Hello all. I haven't logged on an awhile. My boyfriend is triggered at this time and sometimes I tend to withdraw and quiet down, as I once again wrap my head around what is happening.
Robbie, I haven't replied much to you, but I do read and am moved plenty by your words. I just hope you understand that there are many supportive women here who would NEVER think of calling SURVIVORS imposters NOR rejects. I know you know this
I am grateful I came across a book that someone mentioned on this site entitled: Allies in Healing. Along with this site, this book has helped me tremendously in understanding his triggered episodes. I would like to share a passage from this book in hopes that it can help you couples struggling with the effects of CSA or even those contemplating starting a relationship in the future...
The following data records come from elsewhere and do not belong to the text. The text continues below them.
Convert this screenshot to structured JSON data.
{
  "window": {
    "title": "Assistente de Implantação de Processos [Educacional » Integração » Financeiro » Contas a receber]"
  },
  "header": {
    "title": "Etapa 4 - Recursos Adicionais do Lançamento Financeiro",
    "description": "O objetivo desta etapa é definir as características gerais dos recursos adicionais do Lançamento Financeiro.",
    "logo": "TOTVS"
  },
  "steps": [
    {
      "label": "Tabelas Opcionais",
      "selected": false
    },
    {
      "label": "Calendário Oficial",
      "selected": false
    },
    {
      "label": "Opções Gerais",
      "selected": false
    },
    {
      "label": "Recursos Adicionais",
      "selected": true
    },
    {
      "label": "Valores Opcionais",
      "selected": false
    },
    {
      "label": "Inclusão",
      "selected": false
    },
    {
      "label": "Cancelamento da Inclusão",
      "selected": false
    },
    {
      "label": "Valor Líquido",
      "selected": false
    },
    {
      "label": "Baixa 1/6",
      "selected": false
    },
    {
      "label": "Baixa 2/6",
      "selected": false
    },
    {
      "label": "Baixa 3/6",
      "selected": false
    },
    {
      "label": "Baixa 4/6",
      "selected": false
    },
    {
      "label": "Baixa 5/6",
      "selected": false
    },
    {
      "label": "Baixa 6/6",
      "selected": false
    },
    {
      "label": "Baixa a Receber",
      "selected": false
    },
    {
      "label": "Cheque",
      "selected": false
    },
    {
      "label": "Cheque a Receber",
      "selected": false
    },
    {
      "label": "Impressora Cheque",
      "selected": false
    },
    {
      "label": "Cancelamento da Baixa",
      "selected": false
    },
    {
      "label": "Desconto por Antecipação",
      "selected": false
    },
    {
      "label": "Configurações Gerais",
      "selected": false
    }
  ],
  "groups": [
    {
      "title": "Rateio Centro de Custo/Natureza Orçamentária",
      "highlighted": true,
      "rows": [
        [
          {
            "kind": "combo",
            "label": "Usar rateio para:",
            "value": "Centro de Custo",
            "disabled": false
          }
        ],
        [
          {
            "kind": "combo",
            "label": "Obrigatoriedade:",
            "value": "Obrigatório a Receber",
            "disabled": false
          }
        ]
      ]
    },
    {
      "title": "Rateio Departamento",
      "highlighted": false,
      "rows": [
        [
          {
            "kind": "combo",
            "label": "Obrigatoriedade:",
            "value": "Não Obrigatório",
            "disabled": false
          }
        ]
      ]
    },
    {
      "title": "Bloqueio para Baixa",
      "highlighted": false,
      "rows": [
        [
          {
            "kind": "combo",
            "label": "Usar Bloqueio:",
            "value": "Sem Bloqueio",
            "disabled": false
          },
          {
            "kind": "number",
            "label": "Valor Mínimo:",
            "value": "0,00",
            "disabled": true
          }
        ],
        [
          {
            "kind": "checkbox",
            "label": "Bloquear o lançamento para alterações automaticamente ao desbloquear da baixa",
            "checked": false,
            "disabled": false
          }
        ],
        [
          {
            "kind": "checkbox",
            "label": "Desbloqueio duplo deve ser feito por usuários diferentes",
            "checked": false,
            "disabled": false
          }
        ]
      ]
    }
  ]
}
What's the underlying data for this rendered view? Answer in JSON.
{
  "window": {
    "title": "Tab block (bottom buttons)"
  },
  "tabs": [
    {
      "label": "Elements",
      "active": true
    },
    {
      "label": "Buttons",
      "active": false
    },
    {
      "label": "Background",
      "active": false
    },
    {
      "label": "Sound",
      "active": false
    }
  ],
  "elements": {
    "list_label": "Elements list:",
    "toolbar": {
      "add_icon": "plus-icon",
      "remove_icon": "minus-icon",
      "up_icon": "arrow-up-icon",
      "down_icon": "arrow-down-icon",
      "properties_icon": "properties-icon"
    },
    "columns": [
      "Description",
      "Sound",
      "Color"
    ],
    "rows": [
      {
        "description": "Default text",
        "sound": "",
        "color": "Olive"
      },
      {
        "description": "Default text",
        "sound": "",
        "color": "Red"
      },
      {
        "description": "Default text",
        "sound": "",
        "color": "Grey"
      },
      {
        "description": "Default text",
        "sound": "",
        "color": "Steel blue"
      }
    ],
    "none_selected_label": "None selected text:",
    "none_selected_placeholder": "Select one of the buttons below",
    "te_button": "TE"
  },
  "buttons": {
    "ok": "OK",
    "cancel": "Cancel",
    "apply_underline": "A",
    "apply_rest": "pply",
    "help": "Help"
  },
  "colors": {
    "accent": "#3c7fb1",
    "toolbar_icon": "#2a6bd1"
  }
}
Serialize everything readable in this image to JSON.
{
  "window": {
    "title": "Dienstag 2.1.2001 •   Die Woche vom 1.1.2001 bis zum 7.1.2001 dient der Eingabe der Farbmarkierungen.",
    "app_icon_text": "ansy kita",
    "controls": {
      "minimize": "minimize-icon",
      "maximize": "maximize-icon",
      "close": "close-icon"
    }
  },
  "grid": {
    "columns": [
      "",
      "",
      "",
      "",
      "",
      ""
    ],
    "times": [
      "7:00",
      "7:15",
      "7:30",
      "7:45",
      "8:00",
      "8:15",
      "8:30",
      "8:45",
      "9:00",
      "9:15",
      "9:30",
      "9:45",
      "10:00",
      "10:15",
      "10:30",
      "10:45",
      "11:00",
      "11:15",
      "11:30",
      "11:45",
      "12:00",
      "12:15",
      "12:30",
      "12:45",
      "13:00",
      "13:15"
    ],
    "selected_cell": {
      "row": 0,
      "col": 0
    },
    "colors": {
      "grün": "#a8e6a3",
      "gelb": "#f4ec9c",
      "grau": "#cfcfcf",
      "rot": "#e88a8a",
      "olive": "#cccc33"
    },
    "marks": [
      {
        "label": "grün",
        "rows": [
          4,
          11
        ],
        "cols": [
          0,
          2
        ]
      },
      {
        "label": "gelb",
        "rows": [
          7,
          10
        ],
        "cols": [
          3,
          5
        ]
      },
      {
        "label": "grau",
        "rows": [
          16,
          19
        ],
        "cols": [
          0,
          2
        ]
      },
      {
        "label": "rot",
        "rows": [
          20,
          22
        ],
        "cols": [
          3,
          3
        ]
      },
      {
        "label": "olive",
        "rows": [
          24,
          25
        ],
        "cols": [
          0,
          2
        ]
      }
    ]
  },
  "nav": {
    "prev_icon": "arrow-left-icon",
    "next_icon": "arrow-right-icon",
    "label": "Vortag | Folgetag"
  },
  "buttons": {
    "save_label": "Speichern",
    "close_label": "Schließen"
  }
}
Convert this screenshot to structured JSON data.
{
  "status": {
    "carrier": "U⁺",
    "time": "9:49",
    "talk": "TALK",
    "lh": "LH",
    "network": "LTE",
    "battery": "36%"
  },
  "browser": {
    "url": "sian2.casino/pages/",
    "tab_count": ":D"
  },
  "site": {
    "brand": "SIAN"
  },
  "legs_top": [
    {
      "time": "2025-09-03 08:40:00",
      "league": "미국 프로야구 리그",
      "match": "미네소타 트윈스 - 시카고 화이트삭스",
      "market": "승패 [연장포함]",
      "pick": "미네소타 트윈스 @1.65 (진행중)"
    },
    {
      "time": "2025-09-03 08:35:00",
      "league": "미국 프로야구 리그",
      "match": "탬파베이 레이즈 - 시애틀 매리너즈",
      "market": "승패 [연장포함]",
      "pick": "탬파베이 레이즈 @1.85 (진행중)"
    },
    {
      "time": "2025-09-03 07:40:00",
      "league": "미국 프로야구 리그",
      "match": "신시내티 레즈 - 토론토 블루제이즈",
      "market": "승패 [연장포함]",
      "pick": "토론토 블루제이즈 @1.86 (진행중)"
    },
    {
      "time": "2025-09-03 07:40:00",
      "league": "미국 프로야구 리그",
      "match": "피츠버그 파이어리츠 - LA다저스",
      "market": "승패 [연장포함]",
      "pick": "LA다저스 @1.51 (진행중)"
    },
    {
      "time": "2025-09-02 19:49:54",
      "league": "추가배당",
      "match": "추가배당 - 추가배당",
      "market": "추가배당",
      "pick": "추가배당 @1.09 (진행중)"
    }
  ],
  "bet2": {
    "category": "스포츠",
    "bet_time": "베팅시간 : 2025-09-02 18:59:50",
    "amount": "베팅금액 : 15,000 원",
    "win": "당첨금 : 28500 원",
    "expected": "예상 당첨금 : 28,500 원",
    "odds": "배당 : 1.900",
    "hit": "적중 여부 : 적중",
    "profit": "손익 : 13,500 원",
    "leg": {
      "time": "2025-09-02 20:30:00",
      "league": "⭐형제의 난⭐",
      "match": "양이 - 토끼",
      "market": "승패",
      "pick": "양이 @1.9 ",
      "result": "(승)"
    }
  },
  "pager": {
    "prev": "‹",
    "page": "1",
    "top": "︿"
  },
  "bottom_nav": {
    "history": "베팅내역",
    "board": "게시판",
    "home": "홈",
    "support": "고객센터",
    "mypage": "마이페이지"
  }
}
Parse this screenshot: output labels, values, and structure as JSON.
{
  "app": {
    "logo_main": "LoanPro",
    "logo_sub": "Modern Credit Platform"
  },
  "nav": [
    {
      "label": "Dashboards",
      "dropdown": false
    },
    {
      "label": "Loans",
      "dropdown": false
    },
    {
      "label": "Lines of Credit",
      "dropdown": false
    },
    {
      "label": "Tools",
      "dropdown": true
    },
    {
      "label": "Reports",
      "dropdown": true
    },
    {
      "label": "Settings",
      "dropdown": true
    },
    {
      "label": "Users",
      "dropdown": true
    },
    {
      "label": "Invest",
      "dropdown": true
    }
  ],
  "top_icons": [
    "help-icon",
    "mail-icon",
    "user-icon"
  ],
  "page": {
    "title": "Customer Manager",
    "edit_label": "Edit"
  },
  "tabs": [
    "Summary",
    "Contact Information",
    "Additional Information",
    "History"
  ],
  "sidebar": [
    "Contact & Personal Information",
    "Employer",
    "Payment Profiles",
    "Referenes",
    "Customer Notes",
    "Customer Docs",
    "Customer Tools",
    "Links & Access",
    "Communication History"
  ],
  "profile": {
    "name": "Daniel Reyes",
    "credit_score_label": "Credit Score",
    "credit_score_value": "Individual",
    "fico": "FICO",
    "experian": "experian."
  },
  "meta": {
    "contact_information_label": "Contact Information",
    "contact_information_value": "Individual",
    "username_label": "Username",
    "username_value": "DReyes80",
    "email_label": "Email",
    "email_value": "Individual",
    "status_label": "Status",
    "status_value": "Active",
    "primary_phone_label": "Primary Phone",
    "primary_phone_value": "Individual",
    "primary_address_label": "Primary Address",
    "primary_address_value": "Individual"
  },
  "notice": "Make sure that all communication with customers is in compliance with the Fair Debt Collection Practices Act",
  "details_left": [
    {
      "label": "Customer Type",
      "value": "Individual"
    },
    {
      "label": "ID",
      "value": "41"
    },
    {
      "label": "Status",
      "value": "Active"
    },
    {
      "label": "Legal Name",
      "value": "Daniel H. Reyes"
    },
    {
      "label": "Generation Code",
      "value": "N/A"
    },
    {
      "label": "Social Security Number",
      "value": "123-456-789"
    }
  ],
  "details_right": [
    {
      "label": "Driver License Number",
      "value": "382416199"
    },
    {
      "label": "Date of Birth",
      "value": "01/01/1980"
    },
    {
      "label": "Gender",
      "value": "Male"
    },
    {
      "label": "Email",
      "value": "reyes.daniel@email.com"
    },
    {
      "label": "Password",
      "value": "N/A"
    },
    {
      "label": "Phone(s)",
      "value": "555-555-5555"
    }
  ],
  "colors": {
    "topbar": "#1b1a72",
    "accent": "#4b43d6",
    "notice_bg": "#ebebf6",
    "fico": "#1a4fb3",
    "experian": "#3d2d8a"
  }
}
"Part of any relationship is dealing with the trials each of you goes through in life. Your trial right now is sexual abuse, but it might have been some other grief. Your partner could have become sick and died. You might have developed a debilitating disability. You might have lost a child or been unable to conceive one. There are many tragedies and challenges in life, and you don't get to choose which ones cross your path. At least with sexual abuse, you're dealing with a problem which can be, to a large extent, resolved...You can choose to fight or you can walk away. Walking away doesn't guarantee that you won't be thrown another wild card in the course of your life -- you will be, inevitably."